Fiction

Fiction: I Am No Mountain, Part 2

In Part 1, April and Jake had just divorced. April decided to spend time with family in Port Antonio. She has a secret.

Now, Part 2 of:

I Am No Mountain

ID-10027623 Man and Woman at Sunset by kongsky

“Ree-Ree, I lied to him, told him my tubes were blocked.” I cringed at each word.

“What!”

“Shhhh. Mind yuh mek Mummy come in here. I didn’t want to become her with the double chin and . . . arms. Yuh know how hard it was to lose sixty pounds? Couldn’t imagine getting pregnant after that.”

“Where’s your conscience, girl?” Serita whispered loudly.

“I . . . I don’t know. Why does saying it to you make me feel guilty and stupid?”

“Because yuh guilty and stupid. Yuh tell him the truth yet?”

I shook my head and rested it on her shoulder.

I had always declared myself to be like the Blue Mountains—immovable, majestic and proud. Proud of me.

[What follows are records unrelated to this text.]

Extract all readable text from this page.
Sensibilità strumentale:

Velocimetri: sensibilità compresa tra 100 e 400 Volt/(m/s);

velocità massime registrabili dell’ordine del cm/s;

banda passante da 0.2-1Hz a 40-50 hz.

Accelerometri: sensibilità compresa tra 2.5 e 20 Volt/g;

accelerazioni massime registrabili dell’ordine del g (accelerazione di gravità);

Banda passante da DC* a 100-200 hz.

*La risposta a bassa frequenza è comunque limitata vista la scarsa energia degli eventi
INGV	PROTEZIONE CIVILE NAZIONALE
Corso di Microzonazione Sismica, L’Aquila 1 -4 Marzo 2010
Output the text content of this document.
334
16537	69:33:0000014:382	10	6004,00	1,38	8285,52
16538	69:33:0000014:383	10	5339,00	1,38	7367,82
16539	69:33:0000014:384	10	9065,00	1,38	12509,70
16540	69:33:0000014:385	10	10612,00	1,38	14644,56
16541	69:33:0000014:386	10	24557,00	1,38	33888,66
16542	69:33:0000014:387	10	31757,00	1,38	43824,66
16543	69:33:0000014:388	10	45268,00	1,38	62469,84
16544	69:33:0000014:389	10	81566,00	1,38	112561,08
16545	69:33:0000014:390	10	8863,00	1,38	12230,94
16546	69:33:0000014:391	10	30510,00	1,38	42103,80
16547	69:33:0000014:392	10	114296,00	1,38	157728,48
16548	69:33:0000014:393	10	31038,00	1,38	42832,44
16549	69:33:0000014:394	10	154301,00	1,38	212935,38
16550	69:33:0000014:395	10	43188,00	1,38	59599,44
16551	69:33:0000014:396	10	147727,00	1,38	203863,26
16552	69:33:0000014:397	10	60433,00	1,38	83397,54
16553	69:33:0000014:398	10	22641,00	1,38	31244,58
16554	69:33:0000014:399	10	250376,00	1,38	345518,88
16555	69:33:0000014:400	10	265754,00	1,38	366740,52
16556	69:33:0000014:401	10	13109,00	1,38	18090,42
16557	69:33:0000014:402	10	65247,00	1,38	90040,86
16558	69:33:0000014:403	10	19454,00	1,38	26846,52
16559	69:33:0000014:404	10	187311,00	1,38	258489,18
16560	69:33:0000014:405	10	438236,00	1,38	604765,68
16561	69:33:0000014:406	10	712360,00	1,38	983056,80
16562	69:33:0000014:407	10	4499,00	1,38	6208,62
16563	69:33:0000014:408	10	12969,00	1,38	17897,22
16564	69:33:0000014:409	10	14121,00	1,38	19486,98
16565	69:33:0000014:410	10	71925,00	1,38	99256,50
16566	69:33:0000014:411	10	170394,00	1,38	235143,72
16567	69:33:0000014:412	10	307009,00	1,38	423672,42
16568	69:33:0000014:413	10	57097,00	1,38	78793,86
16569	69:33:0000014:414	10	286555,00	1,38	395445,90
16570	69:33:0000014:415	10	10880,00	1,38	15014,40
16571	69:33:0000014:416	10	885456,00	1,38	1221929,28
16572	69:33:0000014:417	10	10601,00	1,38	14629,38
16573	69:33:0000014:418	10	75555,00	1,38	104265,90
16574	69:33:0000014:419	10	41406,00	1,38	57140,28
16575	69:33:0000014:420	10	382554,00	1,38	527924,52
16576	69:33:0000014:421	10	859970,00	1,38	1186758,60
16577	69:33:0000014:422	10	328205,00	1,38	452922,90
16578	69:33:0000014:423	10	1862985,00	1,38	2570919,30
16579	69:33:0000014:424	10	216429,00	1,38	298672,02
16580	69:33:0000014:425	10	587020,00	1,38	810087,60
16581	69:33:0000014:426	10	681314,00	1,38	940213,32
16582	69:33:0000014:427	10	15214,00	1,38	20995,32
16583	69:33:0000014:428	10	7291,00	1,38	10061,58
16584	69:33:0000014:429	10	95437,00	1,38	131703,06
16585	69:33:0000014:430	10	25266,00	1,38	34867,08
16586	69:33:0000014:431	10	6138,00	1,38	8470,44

Well, I tried to be proud of me. But then Raquel and the circle of divas managed to give my wishy-washy conviction an entirely different meaning. We juiced because we were health-conscious divas. We wore hair and eyelash extensions because we were diva-fierce. We walked in a pack because we were had-each-others-backs divas. We wore designer everything because we were independent divas (if we ignored the fact that half of us didn’t work). We did what we did because we were mighty and too self-assured to be vain.

But who had I been fooling? I was no mountain. I was a mound of insecurity.

In our last, big blow-up, Jake had shouted that he would’ve still married me if he’d foreseen our marriage ending in a wreck. At the time, I thought he was high from the one swig of Red Stripe beer he’d swallowed and dismissed him altogether.

****

The smell of oxtail and butter beans was making my tummy growl. I could almost taste the thyme and pimento in the rich, brown gravy.

Mum was pinching dough from a bowl and rolling spinner dumplings between her palms. She was throwing them directly into the stew-peas pot. The stew peas had salt beef but no pig’s tail. I wasn’t decided yet on what I was having for lunch.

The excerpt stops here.